Среди приглашенных сюда был и Федор Ушаков, неделю назад произведенный в капитаны бригадирского ранга. Возглавляемый им линкор «Святой Павел» – тот, которой он построил вопреки разгулу «черной смерти» в Херсоне, – палил из всех орудий вместе с двумя другими 66-пушечниками – «Марией Магдалиной» и флагманом «Слава Екатерины». Наблюдательный капитан-бригадир не мог не заметить, как, едва сдерживая улыбку, переглядывалась украдкой императрица со своим фаворитом. Эффект сюрприза «на десерт» превзошел их ожидания.
***
«Наблюдается усиление при дворе антирусской партии, возглавляемой великим визирем…», «Султан ведет себя нерешительно…», «Сторонники визиря спровоцируют где-нибудь на границе, скорее всего у Очакова, драку и, сложа вину на нас, вынудят двор к войне…» Один за другим приходят сообщения от русского посланника Якова Ивановича Булгакова в Константинополе.
Потемкин всеми силами пытается ход событий изменить: настоятельно требует проявлять дружелюбие к турецким капитанам, дипломатам и купцам.

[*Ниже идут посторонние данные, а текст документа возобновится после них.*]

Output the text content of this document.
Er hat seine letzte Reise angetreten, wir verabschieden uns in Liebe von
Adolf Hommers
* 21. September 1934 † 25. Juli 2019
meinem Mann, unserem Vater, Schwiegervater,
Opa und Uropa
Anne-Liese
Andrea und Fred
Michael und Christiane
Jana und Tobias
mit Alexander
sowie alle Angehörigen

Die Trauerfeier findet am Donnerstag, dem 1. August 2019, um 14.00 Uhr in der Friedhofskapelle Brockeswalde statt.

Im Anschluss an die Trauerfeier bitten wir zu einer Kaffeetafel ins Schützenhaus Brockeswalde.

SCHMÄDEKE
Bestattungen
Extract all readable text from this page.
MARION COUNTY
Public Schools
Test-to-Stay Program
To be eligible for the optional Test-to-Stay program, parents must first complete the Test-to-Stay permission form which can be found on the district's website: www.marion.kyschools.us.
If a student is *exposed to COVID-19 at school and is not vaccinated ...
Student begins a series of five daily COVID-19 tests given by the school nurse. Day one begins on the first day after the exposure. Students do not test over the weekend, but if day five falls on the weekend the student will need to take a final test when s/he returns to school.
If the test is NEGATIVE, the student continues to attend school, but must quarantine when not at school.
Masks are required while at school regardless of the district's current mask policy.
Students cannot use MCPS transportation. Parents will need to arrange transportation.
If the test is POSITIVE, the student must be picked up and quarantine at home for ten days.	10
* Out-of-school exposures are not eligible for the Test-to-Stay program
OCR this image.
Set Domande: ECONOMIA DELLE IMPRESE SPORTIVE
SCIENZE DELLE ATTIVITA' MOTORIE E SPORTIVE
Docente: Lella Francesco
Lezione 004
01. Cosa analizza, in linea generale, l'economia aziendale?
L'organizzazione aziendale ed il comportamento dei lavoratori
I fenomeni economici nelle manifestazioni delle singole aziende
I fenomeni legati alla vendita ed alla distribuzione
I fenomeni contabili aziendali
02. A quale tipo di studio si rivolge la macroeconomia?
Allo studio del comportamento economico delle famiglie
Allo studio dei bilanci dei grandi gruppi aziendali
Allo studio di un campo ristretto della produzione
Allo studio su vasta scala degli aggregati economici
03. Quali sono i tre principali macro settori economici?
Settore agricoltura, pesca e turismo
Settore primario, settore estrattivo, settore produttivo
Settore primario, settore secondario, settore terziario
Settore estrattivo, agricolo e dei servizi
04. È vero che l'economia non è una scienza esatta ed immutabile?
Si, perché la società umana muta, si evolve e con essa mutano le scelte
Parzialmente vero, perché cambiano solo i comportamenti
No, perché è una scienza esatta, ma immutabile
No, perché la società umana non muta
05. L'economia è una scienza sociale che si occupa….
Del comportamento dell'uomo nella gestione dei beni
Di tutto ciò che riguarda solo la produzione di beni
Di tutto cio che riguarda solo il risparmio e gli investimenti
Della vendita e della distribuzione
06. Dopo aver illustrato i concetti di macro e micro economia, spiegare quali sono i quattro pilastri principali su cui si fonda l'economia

С ними следует обходиться «сколь можно ласковее, уклоняясь от малейшего повода к распре и оскорблению, оказывая при том им всякую справедливость и снисхождение».
Но к середине 1787 года становится очевидно: войны не миновать. Старший член Черноморского правления контр-адмирал Н.С. Мордвинов отдает распоряжение приступить к срочной подготовке обороны Севастополя. Вход в бухту закрывают старыми фрегатами и бомбардирским кораблем, превращенным в гигантскую плавучую батарею.
На очередном заседании Дивана – Государственного совета в странах Востока – Яков Иванович Булгаков категорически отвергает ультиматум турецкой стороны: возвращение Крыма, отказ от Кучук-Кайнарджийских соглашений, запрет Черноморского флота. Под охраной его уводят в Семибашенный замок – Еди-Куле – тюрьму для врагов султана.
13 августа 1787 года Турция объявляет войну России. Усиленный и обновленный за «мирные» лета флот под красным с золотистым полумесяцем флагом устремляется к Очакову. На перехват ему выходит в море Черноморская эскадра.
«Хотя бы всем погибнуть, но должно показать всю неустрашимость к нападению и истреблению неприятеля. Сие объявить всем офицерам Вашим. Где завидите флот турецкий, атакуйте его во что бы то ни стало, хотя бы всем пропасть», – записку такого содержания получает от Потемкина командующий эскадрой граф Войнович.
Авангард русского флота возглавляет Федор Ушаков.